I’m still a young enough professor that I don’t remember a time before “critical thinking” was a buzzword in the profession.  Back in the fall of 2000, when first I started, John Bean convinced me that the goal of core-curriculum classes should be to introduce novices to the practices and standards of the university disciplines, and I still think that’s about right.  A decade later, concerns had shifted to helping students engage in metacognition, the examination of one’s own thought-processes, and I’m still a fan of that as well.  But some time in the last decade, if you believe some social psychologists, something went seriously wrong in American epistemology through entire limbs of the body politic, and in response a new call went forth: critical thinking became less a bonus and more a bulwark, something to save us from the idiocy that so many of us invite into our eyeballs through our phone screens.  Dr. Bethany Kilcrease’s book Falsehood and Fallacy engages in that rescue mission at the undergraduate level, using the tools of history to improve our habits of thinking.  Christian Humanist Profiles is glad to have Dr.
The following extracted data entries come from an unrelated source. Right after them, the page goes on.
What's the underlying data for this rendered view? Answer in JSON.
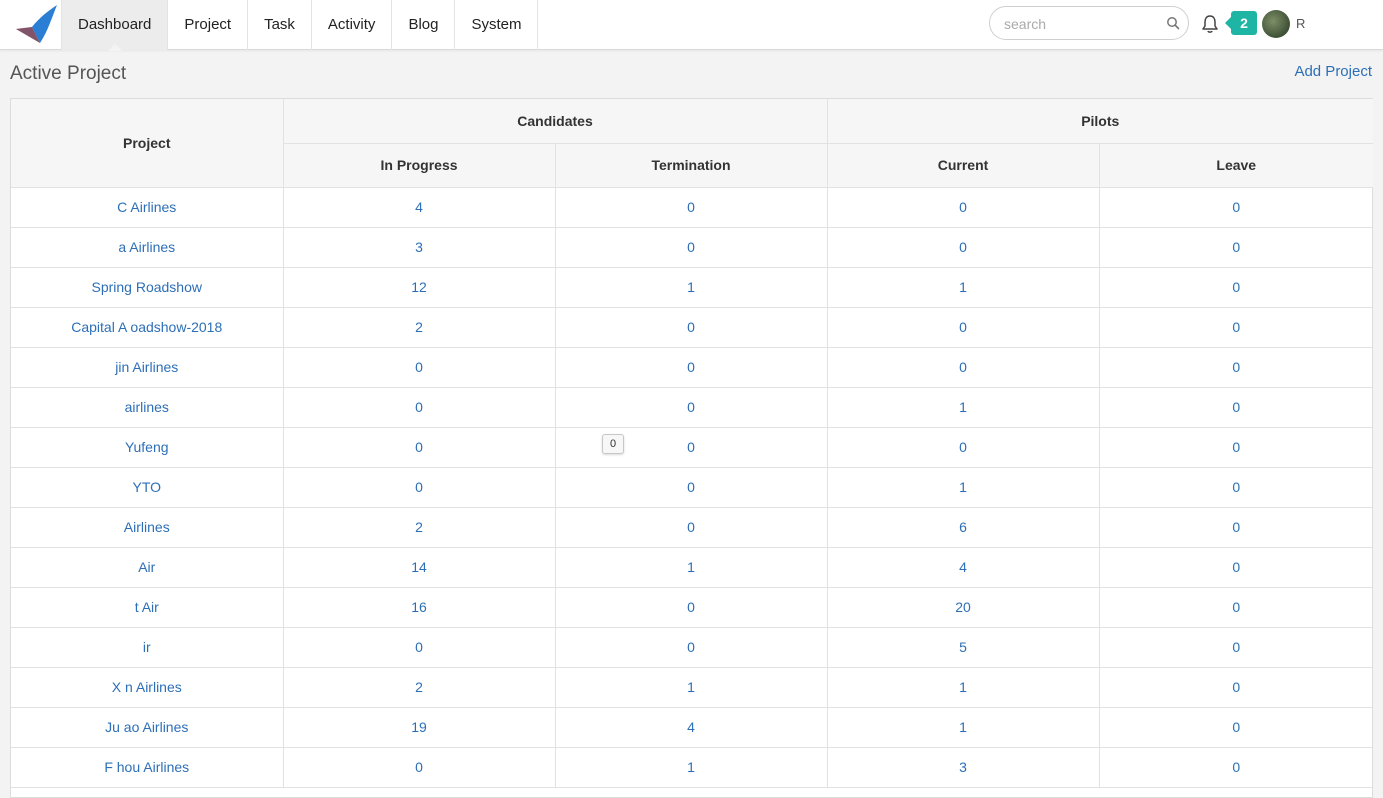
{
  "nav": {
    "items": [
      "Dashboard",
      "Project",
      "Task",
      "Activity",
      "Blog",
      "System"
    ],
    "active": "Dashboard"
  },
  "search": {
    "placeholder": "search",
    "value": ""
  },
  "notifications": {
    "count": "2"
  },
  "user": {
    "name_visible": "R"
  },
  "page": {
    "title": "Active Project",
    "add_project_label": "Add Project"
  },
  "table": {
    "project_header": "Project",
    "group_headers": [
      "Candidates",
      "Pilots"
    ],
    "sub_headers": [
      "In Progress",
      "Termination",
      "Current",
      "Leave"
    ],
    "rows": [
      {
        "project": "C Airlines",
        "in_progress": "4",
        "termination": "0",
        "current": "0",
        "leave": "0"
      },
      {
        "project": "a Airlines",
        "in_progress": "3",
        "termination": "0",
        "current": "0",
        "leave": "0"
      },
      {
        "project": "Spring Roadshow",
        "in_progress": "12",
        "termination": "1",
        "current": "1",
        "leave": "0"
      },
      {
        "project": "Capital A oadshow-2018",
        "in_progress": "2",
        "termination": "0",
        "current": "0",
        "leave": "0"
      },
      {
        "project": "jin Airlines",
        "in_progress": "0",
        "termination": "0",
        "current": "0",
        "leave": "0"
      },
      {
        "project": "airlines",
        "in_progress": "0",
        "termination": "0",
        "current": "1",
        "leave": "0"
      },
      {
        "project": "Yufeng",
        "in_progress": "0",
        "termination": "0",
        "current": "0",
        "leave": "0"
      },
      {
        "project": "YTO",
        "in_progress": "0",
        "termination": "0",
        "current": "1",
        "leave": "0"
      },
      {
        "project": "Airlines",
        "in_progress": "2",
        "termination": "0",
        "current": "6",
        "leave": "0"
      },
      {
        "project": "Air",
        "in_progress": "14",
        "termination": "1",
        "current": "4",
        "leave": "0"
      },
      {
        "project": "t Air",
        "in_progress": "16",
        "termination": "0",
        "current": "20",
        "leave": "0"
      },
      {
        "project": "ir",
        "in_progress": "0",
        "termination": "0",
        "current": "5",
        "leave": "0"
      },
      {
        "project": "X n Airlines",
        "in_progress": "2",
        "termination": "1",
        "current": "1",
        "leave": "0"
      },
      {
        "project": "Ju ao Airlines",
        "in_progress": "19",
        "termination": "4",
        "current": "1",
        "leave": "0"
      },
      {
        "project": "F hou Airlines",
        "in_progress": "0",
        "termination": "1",
        "current": "3",
        "leave": "0"
      }
    ]
  },
  "tooltip": {
    "text": "0"
  },
  "colors": {
    "link": "#2d6fb7",
    "badge": "#1fb5a5",
    "logo_blue": "#2a7fd4",
    "logo_red": "#e2492d"
  }
}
Kilcrease on the show today.

One thought on “Christian Humanist Profiles 230: Falsehood and Fallacy”
  1. Loved this. As a scientist, I wish science – and competing claims to truth in general – were better understood. Even if it’s hard. And even if we’re unlikely agree on the final weighing of truth/information sources. Ultimately, subjectivity and uncertainty creep into to the most objective and certain of disciplines, but that shouldn’t stop us aiming for the ideal of objective certainty. The best book I’ve read on the topic is “The Territories of Human Reason” by Alistair McGrath, if you haven’t come across it yet and want to read yet more books!

    I so appreciate your podcast, thank you.